Later this year, the company hopes to deliver its first development in Austin, Texas, described as “a new type of apartment building for the future of the American city.” According to Juno, key aspects of future projects will include the elimination of natural gas, and the use of mass timber, smart building software, organic and anti-microbial surfaces, and adaptive lighting. Meanwhile, the company seeks to build a new model of residential design and delivery, with a component-based modular design system, decentralized manufacturing for cost efficiency, and flexibility between on-site or off-site assembly.
Over on our jobs board, the company is recruiting several positions, namely a Technical Computing Manager, a Product Design Director, a Design Manager, and a Product Sustainability Senior Manager. Echoing its ambition to bring new ideas to real-estate, Juno is also an example of a company embracing remote working as a staple of the future workplace., with all four jobs advertised as “remote.”

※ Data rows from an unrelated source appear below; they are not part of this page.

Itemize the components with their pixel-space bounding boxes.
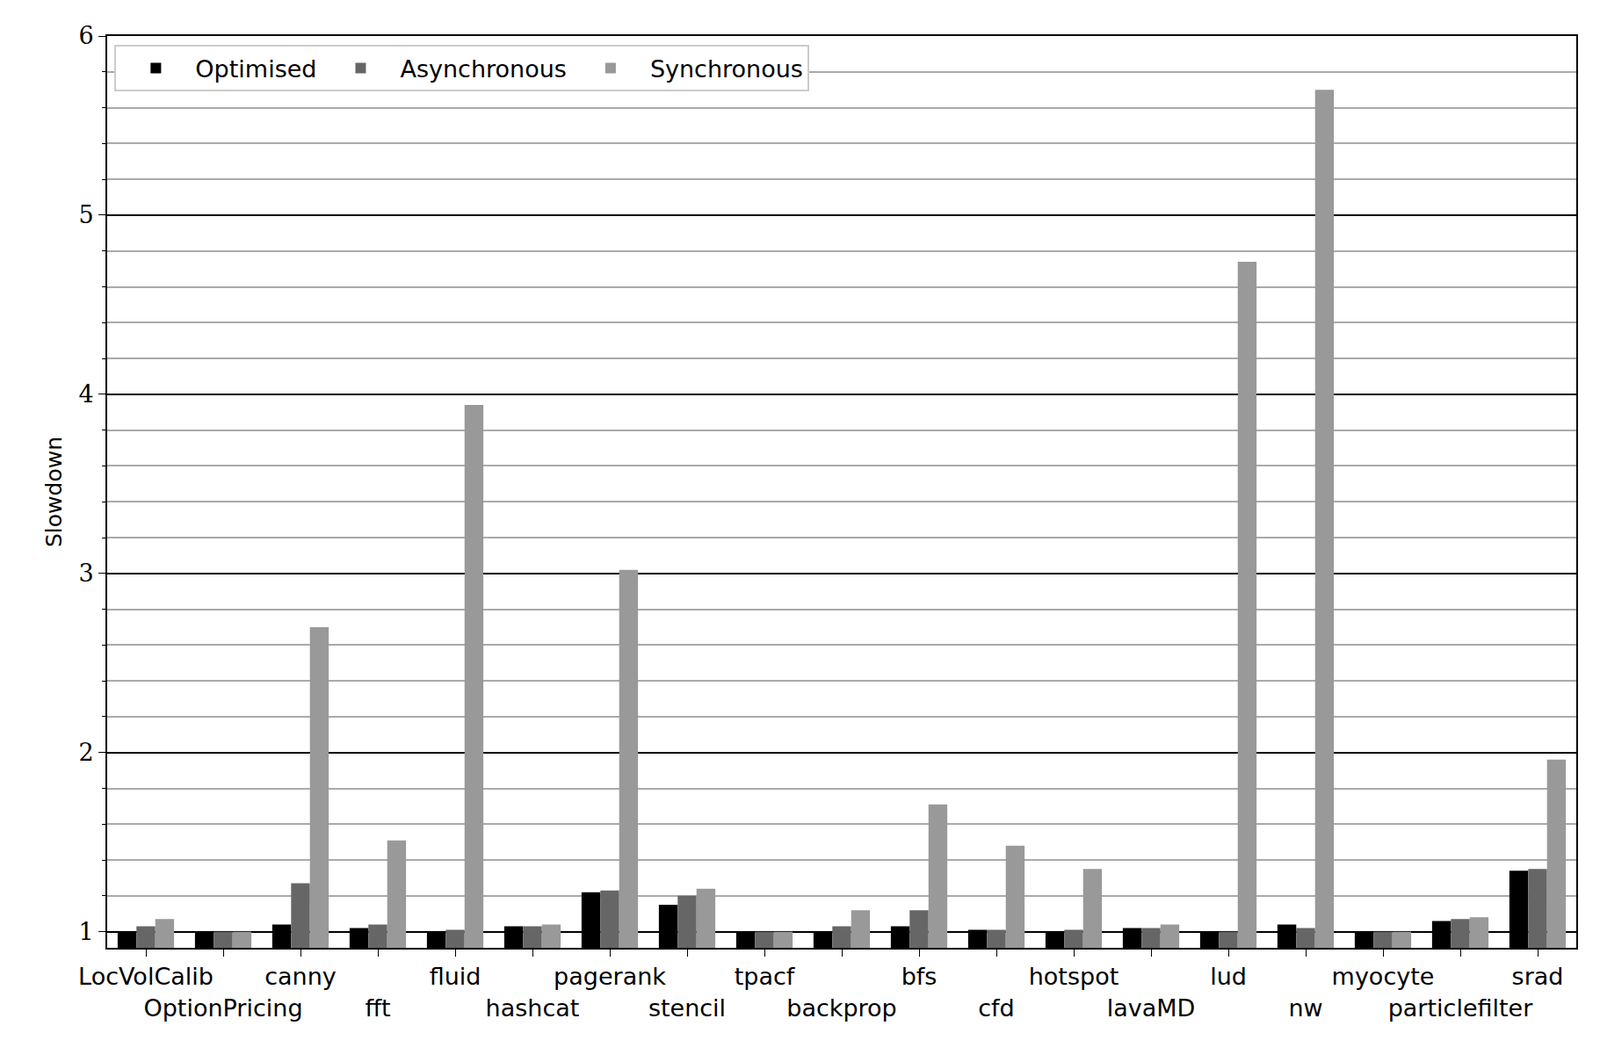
svg-text:srad: srad xyxy=(1512,962,1564,991)
svg-text:hotspot: hotspot xyxy=(1028,962,1120,991)
svg-text:bfs: bfs xyxy=(901,962,938,991)
svg-text:3: 3 xyxy=(78,559,94,587)
svg-text:lud: lud xyxy=(1209,962,1247,991)
svg-text:4: 4 xyxy=(78,380,94,408)
svg-text:particlefilter: particlefilter xyxy=(1388,994,1535,1022)
svg-text:OptionPricing: OptionPricing xyxy=(143,994,303,1022)
svg-text:myocyte: myocyte xyxy=(1332,962,1435,991)
svg-text:fft: fft xyxy=(364,994,391,1022)
svg-text:nw: nw xyxy=(1288,994,1323,1022)
svg-text:lavaMD: lavaMD xyxy=(1107,994,1196,1022)
svg-text:Slowdown: Slowdown xyxy=(41,436,67,548)
svg-text:backprop: backprop xyxy=(786,994,897,1022)
svg-text:Optimised: Optimised xyxy=(195,55,317,83)
svg-text:6: 6 xyxy=(78,21,94,50)
svg-text:LocVolCalib: LocVolCalib xyxy=(78,962,214,991)
svg-text:5: 5 xyxy=(78,201,94,229)
svg-text:canny: canny xyxy=(264,962,337,991)
svg-text:stencil: stencil xyxy=(648,994,726,1022)
svg-text:2: 2 xyxy=(78,738,94,767)
svg-text:Synchronous: Synchronous xyxy=(650,55,804,83)
svg-text:cfd: cfd xyxy=(977,994,1015,1022)
svg-text:hashcat: hashcat xyxy=(485,994,580,1022)
svg-text:tpacf: tpacf xyxy=(734,962,797,991)
svg-text:pagerank: pagerank xyxy=(553,962,667,991)
svg-text:fluid: fluid xyxy=(429,962,482,991)
svg-text:Asynchronous: Asynchronous xyxy=(399,55,566,83)
svg-text:1: 1 xyxy=(78,918,94,946)
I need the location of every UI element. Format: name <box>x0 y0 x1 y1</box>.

“Juno as a company has embraced a fully remote approach to work, with teammates based in cities across the US, with regular opportunities to get together in person,” the company says. “Our preference is for teammates to be based in San Francisco, Denver, or New York when possible, for the opportunity to be based near other teammates.”
As part of Archinect’s job highlights series, we showcase employment opportunities for individuals with architecture backgrounds who are exploring other ways to apply their skills beyond a traditional architecture firm.